SoFunction
Updated on 2024-11-15

Example of crawling Ultraman images with python implementation

Crawling URLs:/allultraman/

Tools used: pycharm, requests

Go to page

Open Developer Tools

Click Network

Refresh the page for information

The Request URL is the URL we are crawling.

Scroll down to the bottom and there is a User-Agent, copy it.

Send a request to the server

200 means the request was successful

Getting text data using

As you can see there is some garbled code

Converting with encode

import requests
 
url = '/allultraman/'
 
headers = {
    'User-Agent':'Mozilla/5.0 (Windows NT 10.0; Win64; x64) AppleWebKit/537.36 (KHTML, like Gecko) Chrome/98.0.4758.82 Safari/537.36'
}
 
response = (url = url,headers=headers)
html = 
Html=('iso-8859-1').decode('gbk')
print(Html)

Next, start crawling the data you need

Using Xpath to get web links

To use Xpath you must first import the parsel package.

import requests
import parsel
 
def get_response(html_url):
    headers = {
        'User-Agent':'Mozilla/5.0 (Windows NT 10.0; Win64; x64) AppleWebKit/537.36 (KHTML, like Gecko) Chrome/98.0.4758.82 Safari/537.36'
    }
 
    response = (url = html_url,headers=headers)
    return response
 
url = '/allultraman/'
response = get_response(url)
html=('iso-8859-1').decode('gbk')
selector = (html)
 
period_hrefs = ('//div[@class="btn"]/a/@href')  #Get links to pages from all three eras
 
for period_href in period_hrefs:
    print(period_href.get())
 

As you can see the web link is incomplete, let's add it up manually period_href = '/allultraman/' + period_href.get()

Go to one of these pages

As you did before, use Xpath to get information about Ultraman's web page

for period_href in period_hrefs:
    period_href = '/allultraman/' + period_href.get()
    # print(period_href)
    period_response = get_response(period_href).text
    period_html = (period_response)
    lis = period_html.xpath('//div[@class="ultraheros-Contents_Generations"]/div/ul/li/a/@href')
    for li in lis:
        print(())

Running it also reveals that the link is incomplete

li = '/allultraman/' + ().replace('./','')
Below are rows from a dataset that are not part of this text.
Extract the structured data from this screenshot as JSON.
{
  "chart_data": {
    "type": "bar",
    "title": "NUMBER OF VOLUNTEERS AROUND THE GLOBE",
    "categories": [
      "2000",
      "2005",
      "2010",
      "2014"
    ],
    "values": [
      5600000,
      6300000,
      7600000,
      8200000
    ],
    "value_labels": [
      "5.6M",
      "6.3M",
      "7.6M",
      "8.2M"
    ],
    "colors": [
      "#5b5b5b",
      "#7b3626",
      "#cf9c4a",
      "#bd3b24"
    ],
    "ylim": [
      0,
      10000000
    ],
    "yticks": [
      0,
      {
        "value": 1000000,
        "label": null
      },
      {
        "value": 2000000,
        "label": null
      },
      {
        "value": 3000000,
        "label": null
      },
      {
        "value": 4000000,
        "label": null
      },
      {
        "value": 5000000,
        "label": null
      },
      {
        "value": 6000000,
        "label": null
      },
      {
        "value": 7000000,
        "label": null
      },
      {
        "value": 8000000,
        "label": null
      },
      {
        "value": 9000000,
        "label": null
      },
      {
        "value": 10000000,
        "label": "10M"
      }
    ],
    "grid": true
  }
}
After getting the URL to continue to nesting operation, you can get the picture data

png_url = '/allultraman/' + li_selector.xpath('//div[@class="left"]/figure/img/@src').get().replace('../','')

Full Code

import requests
import parsel
import os
 
dirname = "Ultraman."
if not (dirname):     # Determine if a folder with the name Ultraman exists, create it if it doesn't
    (dirname)
 
 
def get_response(html_url):
    headers = {
        'User-Agent':'Mozilla/5.0 (Windows NT 10.0; Win64; x64) AppleWebKit/537.36 (KHTML, like Gecko) Chrome/98.0.4758.82 Safari/537.36'
    }
 
    response = (url = html_url,headers=headers)
    return response
 
url = '/allultraman/'
response = get_response(url)
html=('iso-8859-1').decode('gbk')
selector = (html)
 
period_hrefs = ('//div[@class="btn"]/a/@href')  #Get links to pages from all three eras
 
for period_href in period_hrefs:
    period_href = '/allultraman/' + period_href.get()
 
    period_html = get_response(period_href).text
    period_selector = (period_html)
    lis = period_selector.xpath('//div[@class="ultraheros-Contents_Generations"]/div/ul/li/a/@href')
    for li in lis:
        li = '/allultraman/' + ().replace('./','')     #Get the URL of every Ultraman
        # print(li)
        li_html = get_response(li).text
        li_selector = (li_html)
        url = li_selector.xpath('//div[@class="left"]/figure/img/@src').get()
        # print(url)
 
        if url:
            png_url = '/allultraman/' + ('.', '')
            png_title =li_selector.xpath('//ul[@class="lists"]/li[3]/text()').get()
            png_title = png_title.encode('iso-8859-1').decode('gbk')
            # print(li,png_title)
            png_content = get_response(png_url).content
            with open(f'{dirname}\\{png_title}.png','wb') as f:
                (png_content)
            print(png_title,'Image download complete')
        else:
            continue
 

When climbing to the Nexus Ultraman, it will return None, adjusted half a day, but did not understand, so if url: statement to skip the Nexus Ultraman, there is no big brother know why!

url = li_selector.xpath('//div[@class="left"]/figure/img/@src').get()

to this article on the realization of this python crawl Ultraman picture examples of the article is introduced to this, more related python crawl Ultraman picture content please search for my previous posts or continue to browse the following related articles I hope you will support me in the future more!